I think that I am going through a sort of Christian mid-life crisis.
I call it a Christian mid-life crisis because I don’t want to leave my wife for a younger woman and I haven’t rushed out and bought a new sports car (my T-Bird doesn’t count!). My wife and I enjoy a very warm, fun, friendly relationship. She is my best friend, my trusted confidante, my playmate and my biggest cheerleader.
However, we are heading into a very different time of life very soon. She is fine with it. I’m the one who is wobbling…and I’m supposed to be the strong one!
I have thoroughly enjoyed being a father to my children. It has brought a depth of meaning and value to my life that I have found nowhere else. For years, my wife and my children depended on me, needed me, looked to me. As I grow older, this seems to be fading.
I don’t want to stop it because I think that it is normal and healthy. It means that I have succeeded as a father to some degree. I have helped children grow into healthy, responsible young adults.
This morning, I read something this morning that really touched my heart because it expressed some of what I feel on the inside.
Our children are pieces of ourselves; it is very hard to part with them, and touches a good man in as tender a part as any…to part with them…who had been so many years his cares and hopes… Matthew Henry’s Commentary
I realize that my relationship with them is not ending.

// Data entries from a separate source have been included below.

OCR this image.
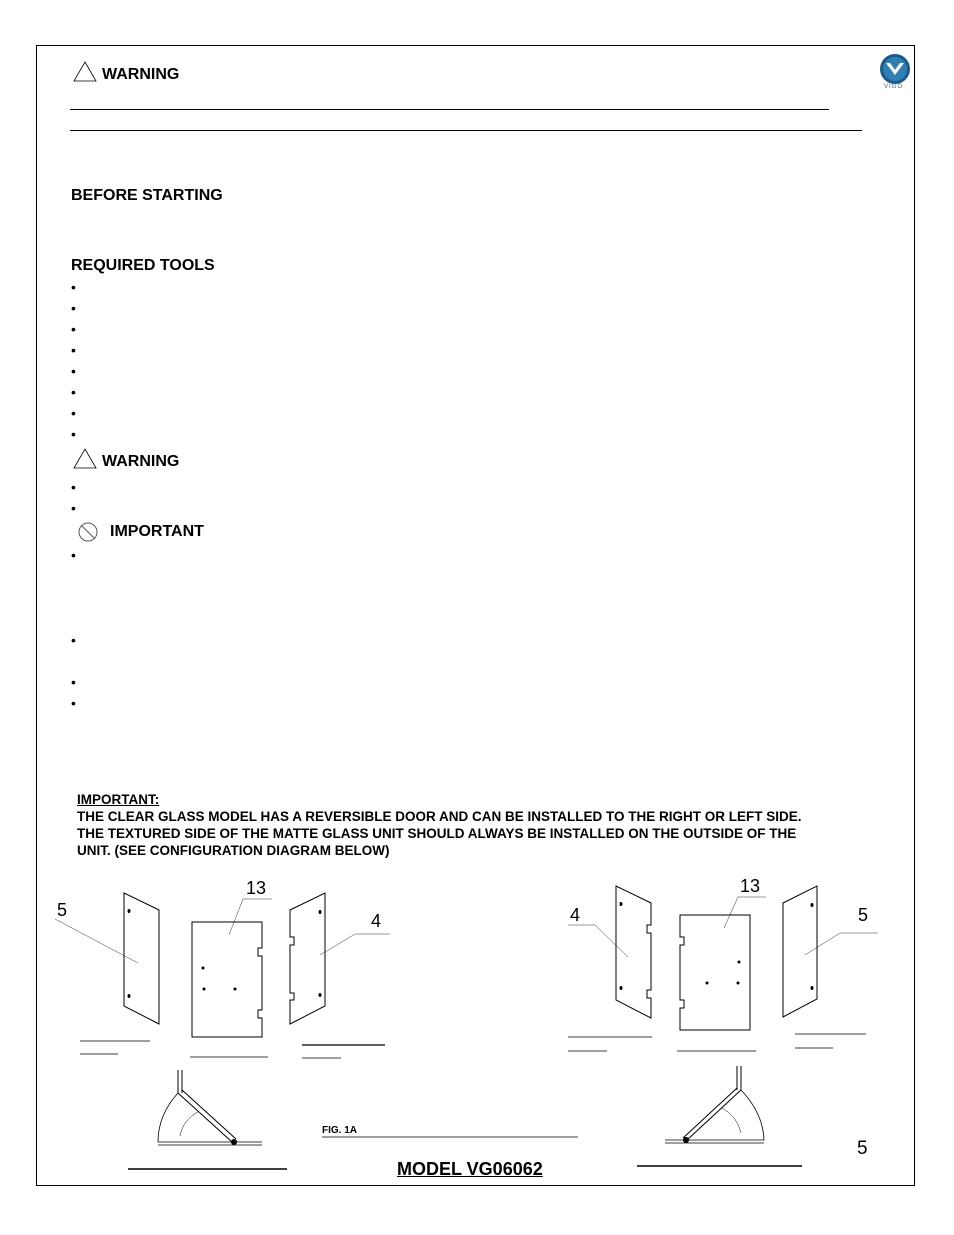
VIGO
WARNING
BEFORE STARTING
REQUIRED TOOLS
•
•
•
•
•
•
•
•
WARNING
•
•
IMPORTANT
•
•
•
•
IMPORTANT:
THE CLEAR GLASS MODEL HAS A REVERSIBLE DOOR AND CAN BE INSTALLED TO THE RIGHT OR LEFT SIDE.
THE TEXTURED SIDE OF THE MATTE GLASS UNIT SHOULD ALWAYS BE INSTALLED ON THE OUTSIDE OF THE
UNIT. (SEE CONFIGURATION DIAGRAM BELOW)
5
13
4	4
13
5
FIG. 1A
MODEL VG06062
5
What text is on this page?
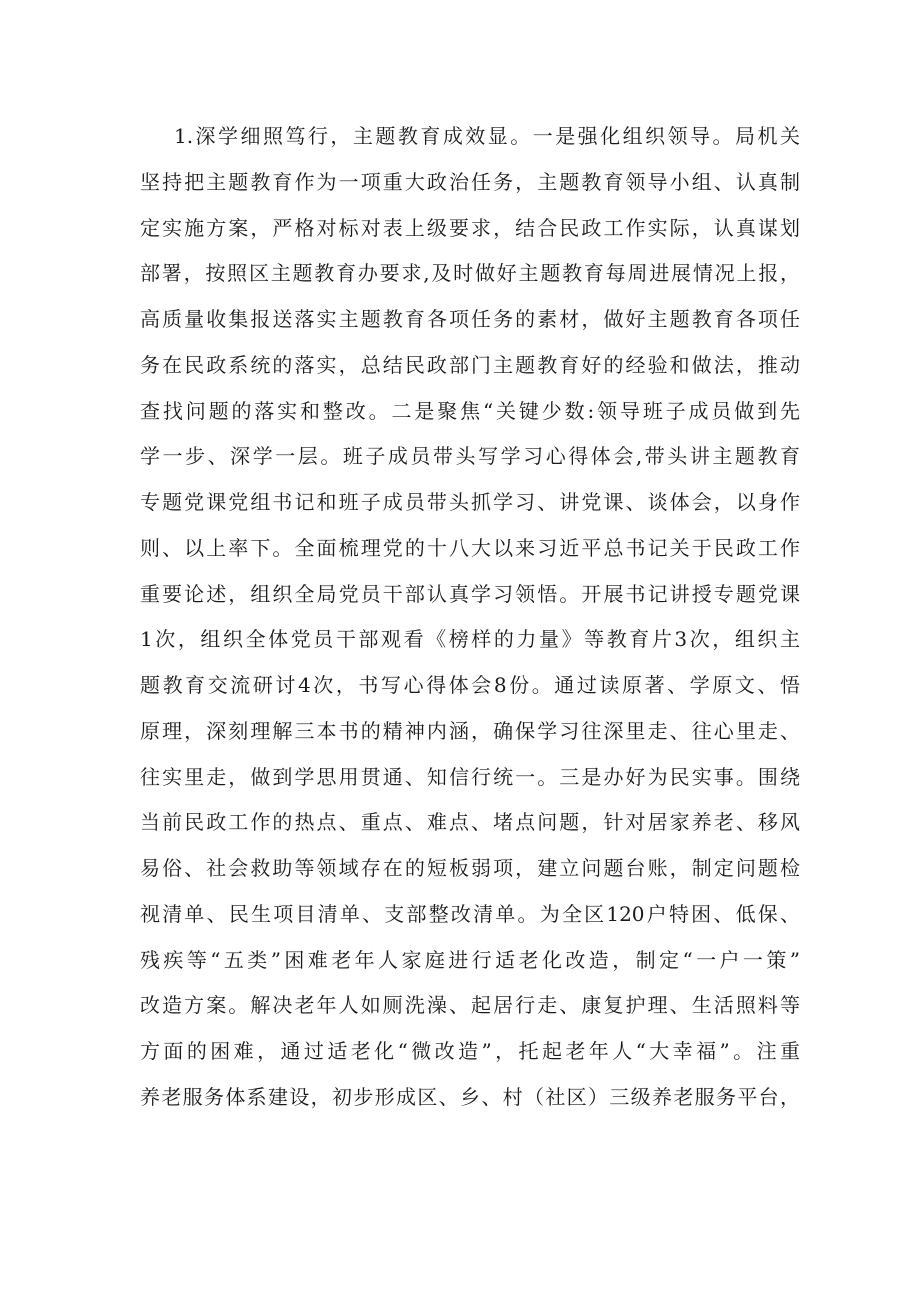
1.深学细照笃行，主题教育成效显。一是强化组织领导。局机关
坚持把主题教育作为一项重大政治任务，主题教育领导小组、认真制
定实施方案，严格对标对表上级要求，结合民政工作实际，认真谋划
部署，按照区主题教育办要求,及时做好主题教育每周进展情况上报，
高质量收集报送落实主题教育各项任务的素材，做好主题教育各项任
务在民政系统的落实，总结民政部门主题教育好的经验和做法，推动
查找问题的落实和整改。二是聚焦“关键少数:领导班子成员做到先
学一步、深学一层。班子成员带头写学习心得体会,带头讲主题教育
专题党课党组书记和班子成员带头抓学习、讲党课、谈体会，以身作
则、以上率下。全面梳理党的十八大以来习近平总书记关于民政工作
重要论述，组织全局党员干部认真学习领悟。开展书记讲授专题党课
1次，组织全体党员干部观看《榜样的力量》等教育片3次，组织主
题教育交流研讨4次，书写心得体会8份。通过读原著、学原文、悟
原理，深刻理解三本书的精神内涵，确保学习往深里走、往心里走、
往实里走，做到学思用贯通、知信行统一。三是办好为民实事。围绕
当前民政工作的热点、重点、难点、堵点问题，针对居家养老、移风
易俗、社会救助等领域存在的短板弱项，建立问题台账，制定问题检
视清单、民生项目清单、支部整改清单。为全区120户特困、低保、
残疾等“五类”困难老年人家庭进行适老化改造，制定“一户一策”
改造方案。解决老年人如厕洗澡、起居行走、康复护理、生活照料等
方面的困难，通过适老化“微改造”，托起老年人“大幸福”。注重
养老服务体系建设，初步形成区、乡、村（社区）三级养老服务平台，
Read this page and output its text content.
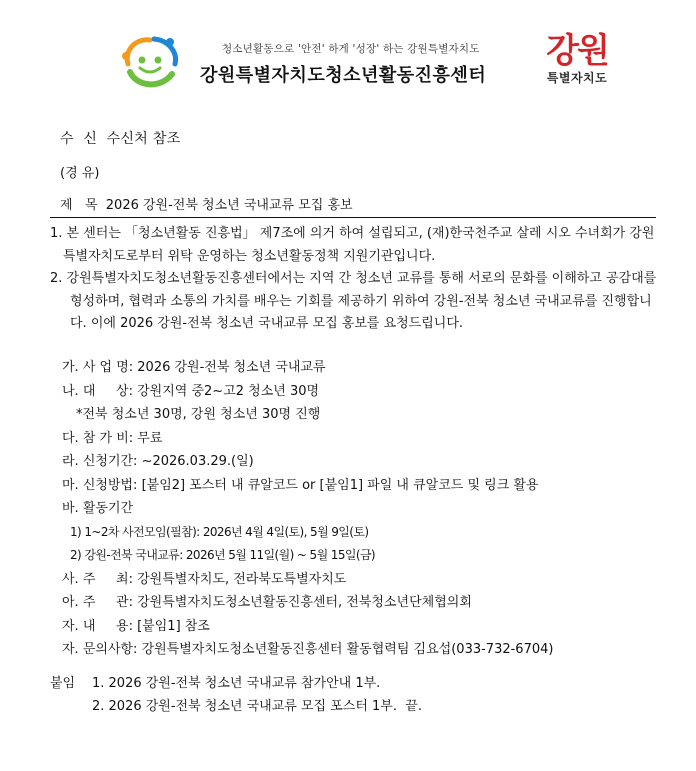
청소년활동으로 '안전' 하게 '성장' 하는 강원특별자치도
강원특별자치도청소년활동진흥센터
강원
특별자치도
수  신  수신처 참조
(경 유)
제   목  2026 강원-전북 청소년 국내교류 모집 홍보

1. 본 센터는 「청소년활동 진흥법」 제7조에 의거 하여 설립되고, (재)한국천주교 살레 시오 수녀회가 강원특별자치도로부터 위탁 운영하는 청소년활동정책 지원기관입니다.

2. 강원특별자치도청소년활동진흥센터에서는 지역 간 청소년 교류를 통해 서로의 문화를 이해하고 공감대를 형성하며, 협력과 소통의 가치를 배우는 기회를 제공하기 위하여 강원-전북 청소년 국내교류를 진행합니다. 이에 2026 강원-전북 청소년 국내교류 모집 홍보를 요청드립니다.

가. 사 업 명: 2026 강원-전북 청소년 국내교류
나. 대     상: 강원지역 중2~고2 청소년 30명
*전북 청소년 30명, 강원 청소년 30명 진행
다. 참 가 비: 무료
라. 신청기간: ~2026.03.29.(일)
마. 신청방법: [붙임2] 포스터 내 큐알코드 or [붙임1] 파일 내 큐알코드 및 링크 활용
바. 활동기간
1) 1~2차 사전모임(필참): 2026년 4월 4일(토), 5월 9일(토)
2) 강원-전북 국내교류: 2026년 5월 11일(월) ~ 5월 15일(금)
사. 주     최: 강원특별자치도, 전라북도특별자치도
아. 주     관: 강원특별자치도청소년활동진흥센터, 전북청소년단체협의회
자. 내     용: [붙임1] 참조
자. 문의사항: 강원특별자치도청소년활동진흥센터 활동협력팀 김요섭(033-732-6704)
붙임 1. 2026 강원-전북 청소년 국내교류 참가안내 1부.
2. 2026 강원-전북 청소년 국내교류 모집 포스터 1부.  끝.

In fact, my children are becoming some of my best friends, for which I am very thankful. And I will continue to carry them in my heart and in prayer.
However, soon a huge part of me will be largely unemployed? Fathering is not something I did. It has been a large part of who I am. What is next? Right now, I don’t know.
How many times have I heard or said, “Just grow up!” When we were pressing our children to make the difficult but necessary choices required to “grow up”, I would often encourage them by confessing that I always wanted to write a book entitled “No One Ever Told Me That Growing Up Was So Hard!”
The changing of the seasons in life are very challenging. Too often, we shut down rather than go through the growth pains required to enter the next season. It is unfortunately quite common to see people whose life stopped after high school. They couldn’t make it through the change to adulthood so they spend their life reliving the “glory days” and not living “today.”
I will go through the growth pains. I will embrace the next stage in life. I want to enjoy it as thoroughly as I have enjoyed the one that is ending.
And, I will write about it in hopes that it will help others who face the same challenge and to encourage those who are currently parents to enjoy every challenging day because it will be gone before you know it.
I know what you mean…my daughter is 21,and my son is 16….it wont be long before they are moving on with their lives….Dont worry about the future …God is driving…all your doubts and questions will be answered,and God never closes one door without opening another…you are a great dad,and your kids will always be part of you and vice versa…how much more than you does God care for you as you do for your kids …I am just trying to say your loved!! alot!!!
wow. so beautifully written. i am reminded to just enjoy every minute that i get to spend with christian while he still “needs me” 🙂
thank you for this blog.
bittersweet…I wish you God’s blessing on this new chapter in your life!